Department of Education, Vrije Universiteit Amsterdam, and LEARN! Research Institute, Amsterdam, The Netherlands.
Department of Experimental and Applied Psychology, Vrije Universiteit Amsterdam, Amsterdam, The Netherlands.
PLoS Comput Biol. 2024 Sep 25;20(9):e1012117. doi: 10.1371/journal.pcbi.1012117. eCollection 2024 Sep.
Although word predictability is commonly considered an important factor in reading, sophisticated accounts of predictability in theories of reading are lacking. Computational models of reading traditionally use cloze norming as a proxy of word predictability, but what cloze norms precisely capture remains unclear. This study investigates whether large language models (LLMs) can fill this gap. Contextual predictions are implemented via a novel parallel-graded mechanism, where all predicted words at a given position are pre-activated as a function of contextual certainty, which varies dynamically as text processing unfolds. Through reading simulations with OB1-reader, a cognitive model of word recognition and eye-movement control in reading, we compare the model's fit to eye-movement data when using predictability values derived from a cloze task against those derived from LLMs (GPT-2 and LLaMA). Root Mean Square Error between simulated and human eye movements indicates that LLM predictability provides a better fit than cloze. This is the first study to use LLMs to augment a cognitive model of reading with higher-order language processing while proposing a mechanism on the interplay between word predictability and eye movements.

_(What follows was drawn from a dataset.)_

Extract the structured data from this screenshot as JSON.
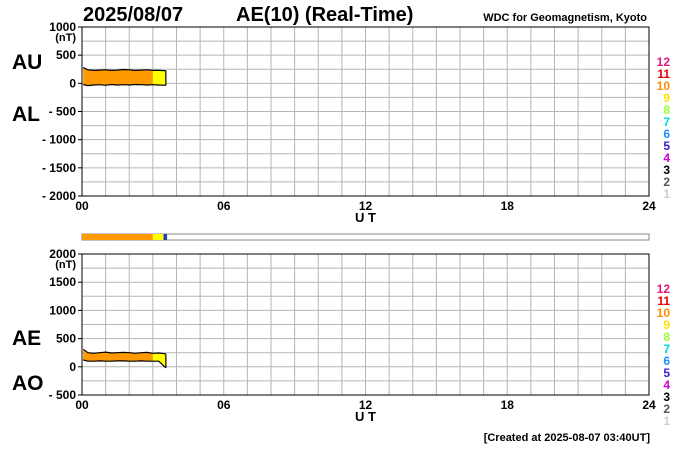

虽然词可预测性通常被认为是阅读的一个重要因素,但阅读理论中对可预测性的复杂解释却很缺乏。阅读的计算模型传统上使用 cloze 规范作为词可预测性的代理,但 cloze 规范究竟能捕捉到什么仍然不清楚。本研究探讨了大型语言模型(LLM)是否可以填补这一空白。通过一种新的并行分级机制实现上下文预测,在给定位置的所有预测词都预先激活,作为上下文确定性的函数,上下文确定性随文本处理的展开而动态变化。通过使用 OB1-reader(一种阅读中单词识别和眼动控制的认知模型)进行阅读模拟,我们比较了当使用 cloze 任务得出的可预测性值与从 LLM(GPT-2 和 LLaMA)得出的值来拟合眼动数据时,模型的拟合情况。模拟和人类眼球运动之间的均方根误差表明,LLM 的可预测性提供了比 cloze 更好的拟合。这是第一个使用 LLM 增强阅读认知模型的高阶语言处理的研究,并提出了一个关于词可预测性和眼球运动之间相互作用的机制。